Research pipelines for pharmaceuticals and fine chemicals never remain static. Recent years have brought a surge in demand for pyridine derivatives suited for dual-use as both research intermediates and semi-finished materials. Our job isn’t simply to keep up with demand—it’s to anticipate new bottlenecks and integrate learning into our designs, from reactor sizing to paperwork flow. With the pace of synthetic route innovation accelerating, we engage directly with customer project managers to understand future requirements and preempt potential supply snags.
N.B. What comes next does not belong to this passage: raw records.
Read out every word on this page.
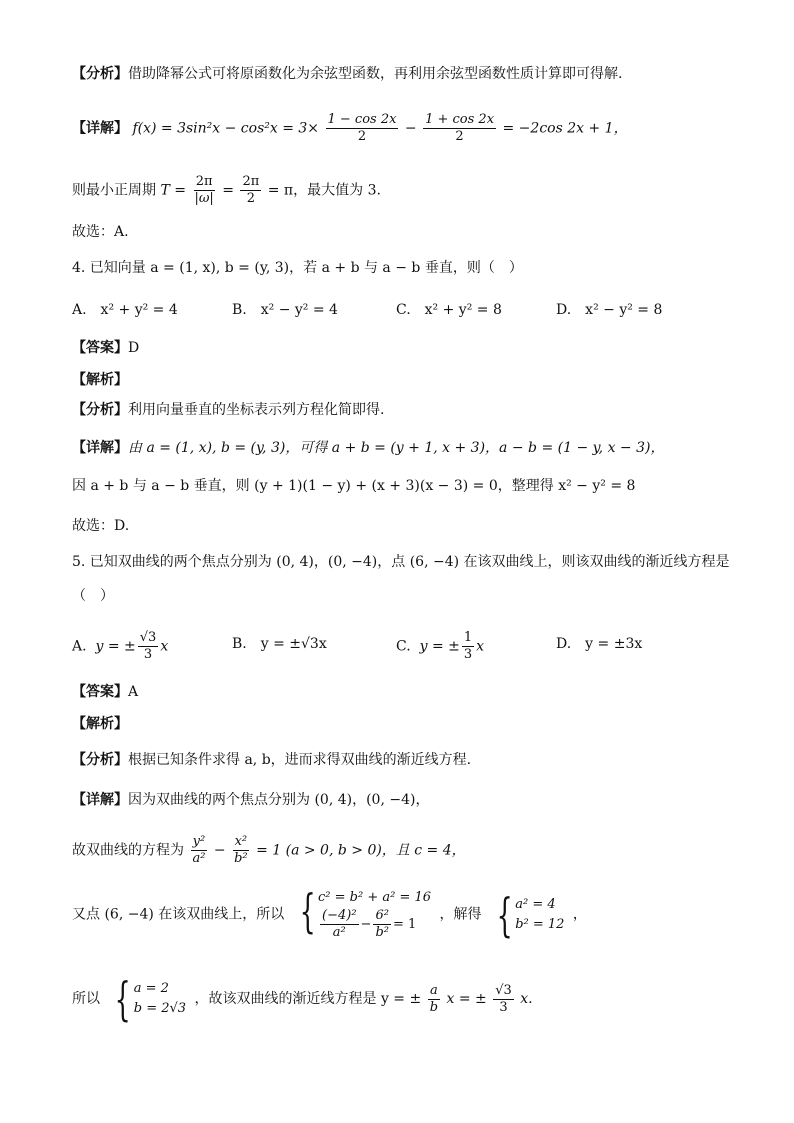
【分析】借助降幂公式可将原函数化为余弦型函数，再利用余弦型函数性质计算即可得解.
【详解】 $f(x) = 3\sin^2x - \cos^2x = 3\times \frac{1 - \cos 2x}{2} - \frac{1 + \cos 2x}{2} = -2\cos$ 2x + 1，
则最小正周期 $T = \frac{2\pi}{|\omega|} = \frac{2\pi}{2} = \pi$，最大值为 3.
故选：A.
4. 已知向量 a = (1, x), b = (y, 3)，若 a + b 与 a − b 垂直，则（　）
A.　x² + y² = 4	B.　x² − y² = 4	C.　x² + y² = 8	D.　x² − y² = 8
【答案】D
【解析】
【分析】利用向量垂直的坐标表示列方程化简即得.
【详解】由 a = (1, x), b = (y, 3)，可得 a + b = (y + 1, x + 3)，a − b = (1 − y, x − 3)，
因 a + b 与 a − b 垂直，则 (y + 1)(1 − y) + (x + 3)(x − 3) = 0，整理得 x² − y² = 8
故选：D.
5. 已知双曲线的两个焦点分别为 (0, 4)，(0, −4)，点 (6, −4) 在该双曲线上，则该双曲线的渐近线方程是
（　）
A. y = ± $\frac{√3}{3}$ x	B.　y = ±√3x	C. y = ± $\frac{1}{3}$ x	D.　y = ±3x
【答案】A
【解析】
【分析】根据已知条件求得 a, b，进而求得双曲线的渐近线方程.
【详解】因为双曲线的两个焦点分别为 (0, 4)，(0, −4)，
故双曲线的方程为 $\frac{\text{y²}}{\text{a²}} - \frac{\text{x²}}{\text{b²}} = 1$ (a > 0, b > 0)，且 c = 4，
又点 (6, −4) 在该双曲线上，所以 { c² = b² + a² = 16
$\frac{\text{(−4)²}}{\text{a²}} - \frac{\text{6²}}{\text{b²}} = 1$
，解得 { a² = 4
b² = 12
，
所以 { a = 2
b = 2√3
，故该双曲线的渐近线方程是 y = ± $\frac{a}{b}$ x = ± $\frac{√3}{3} x$.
We invest in real-time monitoring throughout the synthesis and isolation steps, a practice that began in response to recurring queries about trace impurities years ago. Now, these controls furnish chemists with the confidence to scale up projects without unexpected setbacks. We’ve found that by maintaining open lines of technical communication and rapid sample turnaround for pre-shipment approval, new process routes using ethyl 5-bromopyridine-3-carboxylate can progress without avoidable stoppages.
Producing ethyl 5-bromopyridine-3-carboxylate means more than logistics and paperwork to us. It draws on years of accumulated lessons in practical chemistry and site operations. Downstream users judge us by the tangible attributes of each lot we send out—color, purity, flow, reliability in coupling reactions, and support when something doesn’t go as planned. These measures define our contribution to the broader supply chain for pharmaceuticals and advanced materials.
We know the truth of this compound’s value is realized beyond our gates, in the laboratories and plants that depend on it as a key intermediate. Our ongoing investment in process stability, open technical collaboration, and rigorous documentation reflects our experience as a manufacturer for whom deliverables don’t end at the loading dock. As synthesis challenges grow in complexity and regulation intensifies, we stay rooted in practical know-how, adaptability, and the continual pursuit of improvement.